All you really have to do now is draw the board, implement the turns and test for a loser.
Notice this code does not even have to check each row for the same color piece. If it encounters a piece of the same color it returns.

There is a serious problem here though but I leave it to you to figure out. This will flip pieces everywhere and will not properly follow othello rules for only flipping on one axis at a time from the current piece. This will check all neighbors of all pieces. You need to limit the checks to the current axis. Easy to do with some alteration to the code.
• 10-04-2004
Sang-drax
Umm Bubba, I think he was talking about AI. :confused:
• 10-04-2004
VirtualAce
Probably right. AI would simply be a measure of pieces gained per axis. Pick the best axis. If no axis then place a piece on the board based on another evaluation - one I cannot come up with at this time.
• 10-04-2004
Sang-drax
Quote:

Originally Posted by Bubba
If no axis then place a piece on the board based on another evaluation - one I cannot come up with at this time.

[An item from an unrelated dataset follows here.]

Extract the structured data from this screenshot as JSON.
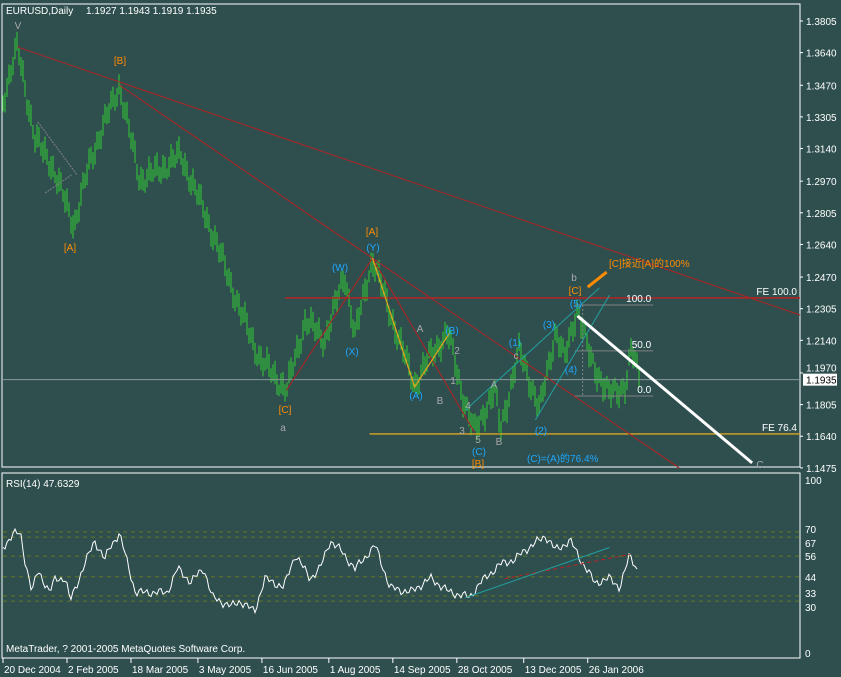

He hade apparently tried MinMax, which I thought would work great -- just use the number of own pieces as the evaluation function, along with an extra bonus for pieces in the corners.

Here's an example of Othello/Reversi using minimax. It's AI seems decent.
http://www.skyhunter.com/marcs/rever...es/reversi.htm
• 10-05-2004
Morrow
Thanks.
This is the first time I do this, and the I'm not used to program in C++. But can any of you se if my maxmin is ok?

Code:

```while(temp<numOfC && alfa < beta)                 {                 temp2 = barn[temp]->AlfaBeta(alfa,beta,!maxMin,count);                                                 if(count > 1)                         {                                 delete barn[temp];                         }                         if(temp2>alfa)                         {                                 alfa = temp2;                         }                                                 temp++;                                         }                 return alfa;```
this is the max. The min is the same just beta and temp2<beta. :rolleyes:
• 10-05-2004
Sang-drax
The origianl MiniMax algorithm has nothing to do with Alpha-beta. The alpha-beta search is an optimization for Minimax.

Try implementing a working MiniMax first.